Audiobook Review: Crimson Son by Russ Linton
Genre: Young Adult, Science Fiction, Superheroes
Publisher: On Demand Publishing (June 13, 2014)
Tiara’s Rating: 3.5 of 5 stars
A review copy of this book was provided by the author, narrator, or publisher in exchange for an honest review. All opinions expressed are my own.
Narrator: Mitchell Lucas | Length: 9 hrs and 53 mins | Audiobook Publisher: Russ Linton (March 23, 2016) | Whispersync Ready: Yes
19-year-old Spencer Harrington is the powerless son of the world’s strongest Augment (a superpowered being) known as Crimson Mask. Two years prior, Spencer’s mom was abducted by the supervillain Black Beetle, and ever since her abduction, his father has kept him hidden away in an ice bunker located in Antarctica. Spencer’s dad is a hero, but they have a complex, almost antagonistic relationship with each other. Spencer blames his father for his mother’s disappearance and for never being there. Spencer’s dad has control issues and believes that he has to micromanage every bit of Spencer’s life when he is around for his safety. When his dad leaves the ice bunker for more supplies, Spencer comes under attack and is thrust into the world that his father has mostly tried to keep him safe from, and he has to learn to rely on his own wits to find out what happened to his mother and to make peace with his father.
I have a weakness for superhero stories that portray a superhero’s personal life instead of focusing just on the hero while relegating their family to the background. You’d think that their familial relationships would be some of the most important and intricate relationships in their lives, and often, it’s rarely touched on or touched on in a way that supports only whatever the hero has going on. These relationships have to be some of the most complicated relationships that heroes have, and this books explores this in its own way. Spencer is a likable, sarcastic kid (and just like a kid he can get really annoying at times), and while he may not have powers, he has skills that are handy, showing that a hero doesn’t always have to have godlike powers to be useful. Spencer’s father does seem to truly care for his son, but his work has left him distant and controlling, and it felt perfectly understandable that Spencer would resent his father, especially in the wake of his mother’s abduction. Situations like that bring about tough questions such as why can his father save others but could not save the most important person in their lives?
This book was infused with humor, angst, and action. Spencer is pulled in deeper and deeper into his father’s world and learns that things aren’t so simple as he once thought they were. There’s something always going on in this book, but it does manage to still give readers a good sense of the characters and various relationships are explored throughout the book aside from Spencer and his family’s. This book takes time to process emotions and thoughts rather than skimming over them, and it really capitalizes on Spencer finding personal strength. The book is told from other point-of-views aside from Spencer’s, but Spencer’s story is told from first person where the others are not. This may be jarring from some readers, but regardless, the other sections are well-written and absorbing. Spencer can read a little younger than he is. This feels like a coming of age story, but I would think that maybe Spencer is a little too old for that categorization. Then again, we can all hit a late spurt.

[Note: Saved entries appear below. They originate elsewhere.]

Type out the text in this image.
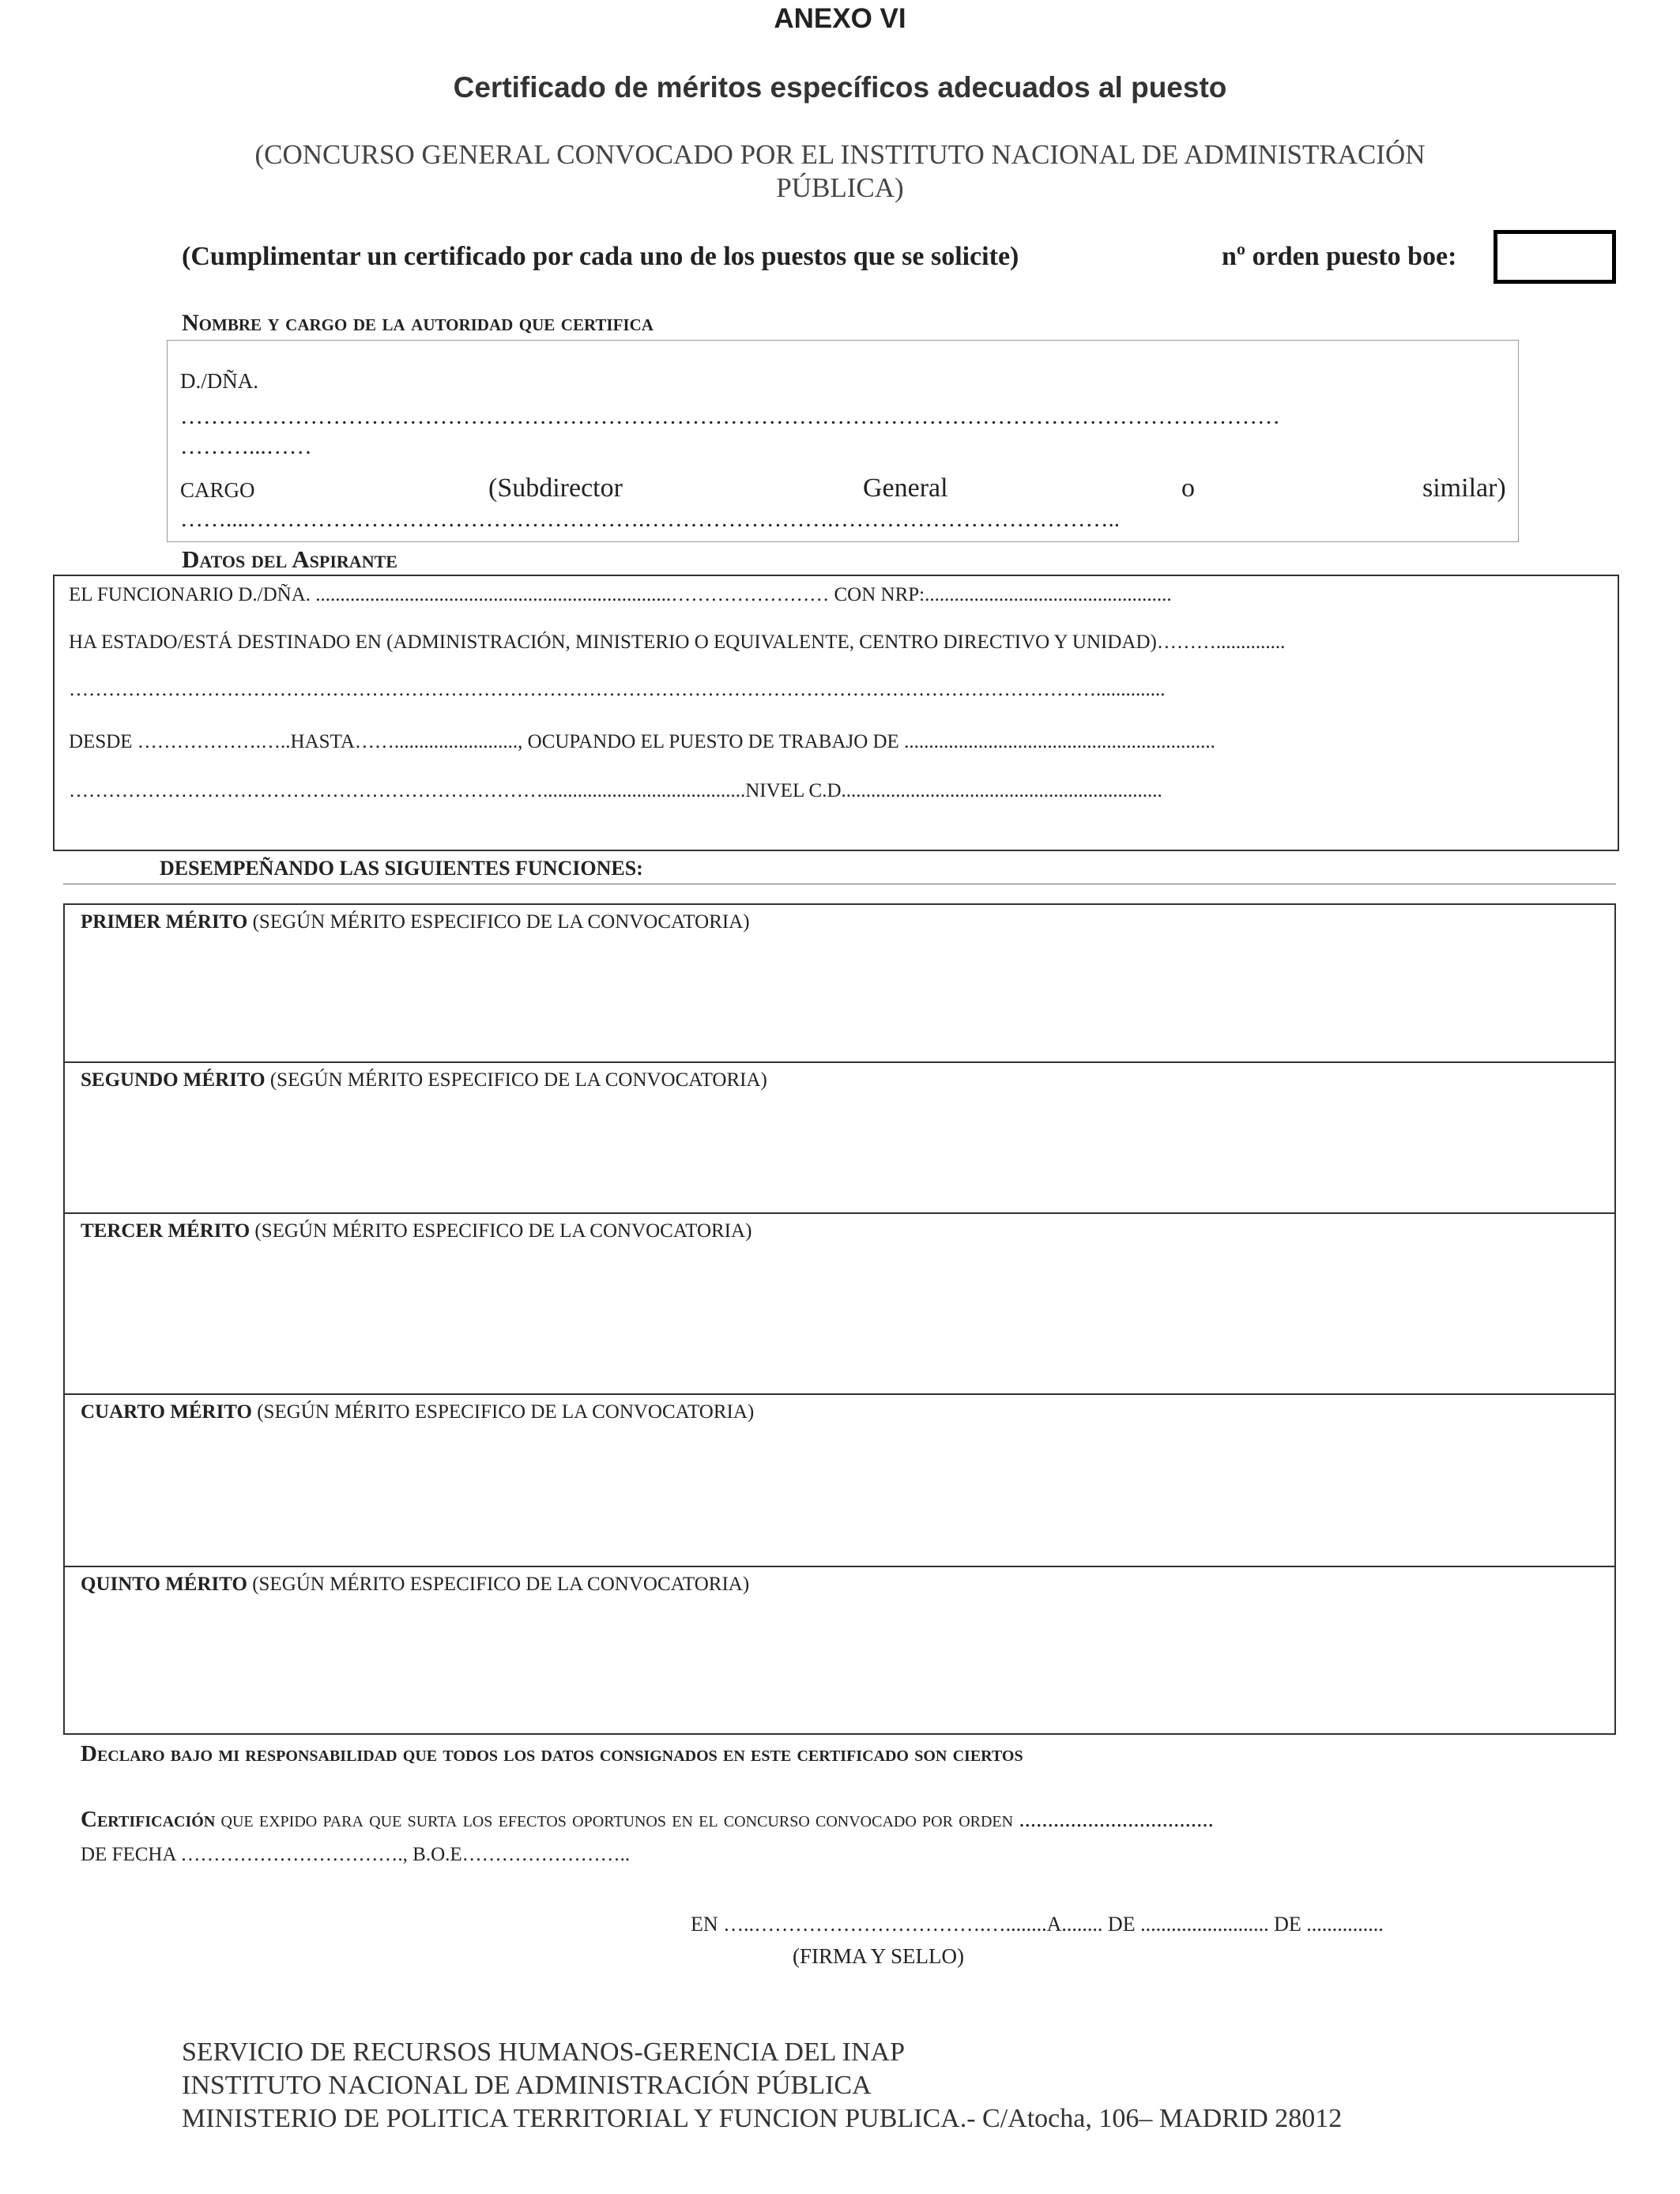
ANEXO VI
Certificado de méritos específicos adecuados al puesto
(CONCURSO GENERAL CONVOCADO POR EL INSTITUTO NACIONAL DE ADMINISTRACIÓN
PÚBLICA)
(Cumplimentar un certificado por cada uno de los puestos que se solicite)	nº orden puesto boe:
Nombre y cargo de la autoridad que certifica
D./DÑA.
………………………………………………………………………………………………………………………………
………...……
CARGO	(Subdirector	General	o	similar)
……....…………………………………………….…………………….………………………………..
Datos del Aspirante
EL FUNCIONARIO D./DÑA. ........................................................................…………………… CON NRP:..................................................
HA ESTADO/ESTÁ DESTINADO EN (ADMINISTRACIÓN, MINISTERIO O EQUIVALENTE, CENTRO DIRECTIVO Y UNIDAD)………..............
…………………………………………………………………………………………………………………………………………..............
DESDE ……………….…..HASTA……........................., OCUPANDO EL PUESTO DE TRABAJO DE ...............................................................
……………………………………………………………….........................................NIVEL C.D.................................................................
DESEMPEÑANDO LAS SIGUIENTES FUNCIONES:
PRIMER MÉRITO (SEGÚN MÉRITO ESPECIFICO DE LA CONVOCATORIA)
SEGUNDO MÉRITO (SEGÚN MÉRITO ESPECIFICO DE LA CONVOCATORIA)
TERCER MÉRITO (SEGÚN MÉRITO ESPECIFICO DE LA CONVOCATORIA)
CUARTO MÉRITO (SEGÚN MÉRITO ESPECIFICO DE LA CONVOCATORIA)
QUINTO MÉRITO (SEGÚN MÉRITO ESPECIFICO DE LA CONVOCATORIA)
Declaro bajo mi responsabilidad que todos los datos consignados en este certificado son ciertos
Certificación que expido para que surta los efectos oportunos en el concurso convocado por orden ..................................
DE FECHA ……………………………., B.O.E……………………..
EN …..…………………………….…........A........ DE ......................... DE ...............
(FIRMA Y SELLO)
SERVICIO DE RECURSOS HUMANOS-GERENCIA DEL INAP
INSTITUTO NACIONAL DE ADMINISTRACIÓN PÚBLICA
MINISTERIO DE POLITICA TERRITORIAL Y FUNCION PUBLICA.- C/Atocha, 106– MADRID 28012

The narration didn’t work for me. Mitchell Lucas wasn’t a bad narrator, but I found him to be a bit monotonous. Emotions I was expecting from passages just weren’t there, and it hampered my enjoyment of the book because it took me a while to look beyond the narration and focus on the story. I don’t know if Lucas is a new narrator. This is the first book I’ve read by him, but I think with a little more time and practice, he could be just fine. And it could’ve just been his reading for this particular book. Sometimes, I find that one book isn’t representative of a narrator’s talent and have revisited my thoughts about certain narrators after hearing more of their work.
This is an underdog story filled with familiar emotions in a superpowered setting. Comic book fans that enjoy X-Men or Superman will probably get the most enjoyment from this. The story is familiar and it has that comic book feel that appeals to comics fans. However, lovers of genre fiction and people who aren’t particular about genre fiction can enjoy this story as well with it’s easy, engaging story line.